It is important to have a steady and peaceful mind when you are dealing with turbulent times. Eknath Easwaran shares the power of the mantram

My first encounter with an ocean storm came on my way to the United States on the Fulbright exchange program. I sailed from Bombay on an ancient P&O liner that had been in service before the First World War. There were no luxuries, but I enjoyed the trip because of the variety of passengers – from empire builders to scholars from the Far East – and the ever-changing beauty of the sea.

But July in the Arabian Sea is monsoon season, and three or four days out our little ship began to be tossed like a toy by winds and rain.

A storm is a great equaliser. All distinctions of class and colour were swept away. Empire builders hung at the railings side by side with Asian academics, clutching identical brown bags. All of us cheered with relief when the weather passed and we were obliged to put in at Aden for repairs.
Sailing from Cherbourg to New York on HMS Queen Mary was an utterly different experience. The Queen Mary too was nearing retirement age. But she was fast, and positively luxurious by comparison with that P&O vessel. When we hit rough seas on the Atlantic, we sailed through majestically without a roll.

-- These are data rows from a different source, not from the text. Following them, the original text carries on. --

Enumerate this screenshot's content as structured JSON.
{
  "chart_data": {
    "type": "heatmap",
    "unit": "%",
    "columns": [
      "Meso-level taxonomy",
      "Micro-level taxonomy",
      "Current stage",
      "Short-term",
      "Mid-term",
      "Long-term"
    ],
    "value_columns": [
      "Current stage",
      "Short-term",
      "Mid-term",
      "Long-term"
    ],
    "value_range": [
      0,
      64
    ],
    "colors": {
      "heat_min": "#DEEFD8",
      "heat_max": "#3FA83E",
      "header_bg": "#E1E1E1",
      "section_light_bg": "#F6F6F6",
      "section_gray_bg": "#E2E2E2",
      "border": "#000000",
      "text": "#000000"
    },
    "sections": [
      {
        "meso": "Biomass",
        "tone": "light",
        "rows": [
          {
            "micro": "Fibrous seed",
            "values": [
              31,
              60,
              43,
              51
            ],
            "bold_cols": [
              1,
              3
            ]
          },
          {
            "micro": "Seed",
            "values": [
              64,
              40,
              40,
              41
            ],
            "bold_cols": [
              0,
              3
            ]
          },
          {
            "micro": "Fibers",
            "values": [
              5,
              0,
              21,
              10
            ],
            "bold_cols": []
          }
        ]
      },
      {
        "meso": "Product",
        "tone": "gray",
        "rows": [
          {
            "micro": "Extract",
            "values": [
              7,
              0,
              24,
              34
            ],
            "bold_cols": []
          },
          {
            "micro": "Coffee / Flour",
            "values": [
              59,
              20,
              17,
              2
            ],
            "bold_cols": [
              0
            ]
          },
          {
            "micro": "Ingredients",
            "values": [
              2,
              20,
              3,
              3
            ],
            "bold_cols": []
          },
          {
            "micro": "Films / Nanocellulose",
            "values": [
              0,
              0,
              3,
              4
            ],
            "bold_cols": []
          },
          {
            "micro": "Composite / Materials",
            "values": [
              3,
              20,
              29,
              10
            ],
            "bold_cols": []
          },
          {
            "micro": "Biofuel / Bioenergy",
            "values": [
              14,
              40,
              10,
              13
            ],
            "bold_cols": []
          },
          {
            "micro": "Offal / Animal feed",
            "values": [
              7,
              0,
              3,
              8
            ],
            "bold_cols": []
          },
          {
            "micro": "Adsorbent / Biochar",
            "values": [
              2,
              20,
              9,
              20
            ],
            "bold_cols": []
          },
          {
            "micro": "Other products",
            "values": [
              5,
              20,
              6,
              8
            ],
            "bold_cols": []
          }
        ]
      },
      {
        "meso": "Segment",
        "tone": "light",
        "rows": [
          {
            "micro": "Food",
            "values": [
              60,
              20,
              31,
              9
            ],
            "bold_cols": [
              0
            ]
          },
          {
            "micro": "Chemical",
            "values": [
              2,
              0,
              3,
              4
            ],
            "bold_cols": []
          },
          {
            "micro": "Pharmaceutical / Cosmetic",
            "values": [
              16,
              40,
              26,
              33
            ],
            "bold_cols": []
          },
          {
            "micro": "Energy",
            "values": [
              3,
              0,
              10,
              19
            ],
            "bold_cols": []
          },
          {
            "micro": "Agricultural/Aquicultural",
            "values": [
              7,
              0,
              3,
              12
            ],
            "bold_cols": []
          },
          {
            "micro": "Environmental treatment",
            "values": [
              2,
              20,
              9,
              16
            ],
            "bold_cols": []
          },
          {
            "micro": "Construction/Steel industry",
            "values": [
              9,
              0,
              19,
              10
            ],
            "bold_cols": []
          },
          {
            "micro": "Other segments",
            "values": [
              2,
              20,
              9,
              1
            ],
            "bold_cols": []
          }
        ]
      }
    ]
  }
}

‘Why aren’t we being tossed about?’ I asked an officer. ‘Is it because of the ship’s size?’
‘No,’ he said proudly, ‘it’s the stabilisers. We installed them a couple of years ago. Now rough waters don’t bother her at all.’

Steadiness of mind
I often recall those two journeys to illustrate one of the most important truths I have ever learnt. Like a storm, life is a great equaliser. It does bring sunny days, but it is sure to bring storms as well. And regardless of class, colour, status, birth, or wealth, some of us sail through surely, while others flounder and even go under.

Few human beings are born with the skill to weather storms and stress with grace. Yet everyone can learn. We can’t control the weather outside, but we can control how we respond. Like the Queen Mary, we can install stabilisers – in the mind.

For it is in the mind that the storms of life really blow. What matters is not so much the turmoil outside us as the weather within. To a person with an agitated mind, something as minor as a rude driver can cause enough stress to ruin a day.

By contrast I think of Mahatma Gandhi, who gave himself away when he confessed, ‘I love storms.’ Gandhi began life as a timid child, but he learnt to keep his mind so steady that he could face tremendous crises with courage, compassion, wisdom, and even a sense of humour. This steadiness of mind is one of the most practical of skills. Without it, no one can face the challenges of life without breaking. And life today is challenging to say the least.

The power of the mantram
Fortunately, we don’t have to develop these capacities. We already have them. But we need a calm mind to draw on them. When the mind is agitated or confused, the deeper resources we require are simply locked up inside. That is the practical importance of a calm mind.

So how do we calm the mind? One very powerful way is so simple that everyone can learn it easily, right now, even a child: the repetition of a mantram or ‘prayer word’ as it is called in some circles in the West. You can think of the mantram as a handrail for the mind. It gives you something to hold on to, so that you can steady yourself in confusing circumstances until your thoughts become clear.

You can draw on the power of the mantram like this at any time, wherever you happen to be, whatever you happen to be doing. But if you want the mantram to come to your rescue when you need it, if you want it to steady your mind in times of turmoil, you need to practice, practice, practice in calm weather.

Constant repetition drives the mantram deep into consciousness, where it can anchor your mind so surely that no amount of agitation can sweep you away. I must have given this advice a million times, but it can never be repeated too often. Throughout my life, no matter how assiduously I practised this skill, I have always been able to find more time, additional opportunities to put it to use. This is how we can gradually extend sovereignty over the mind.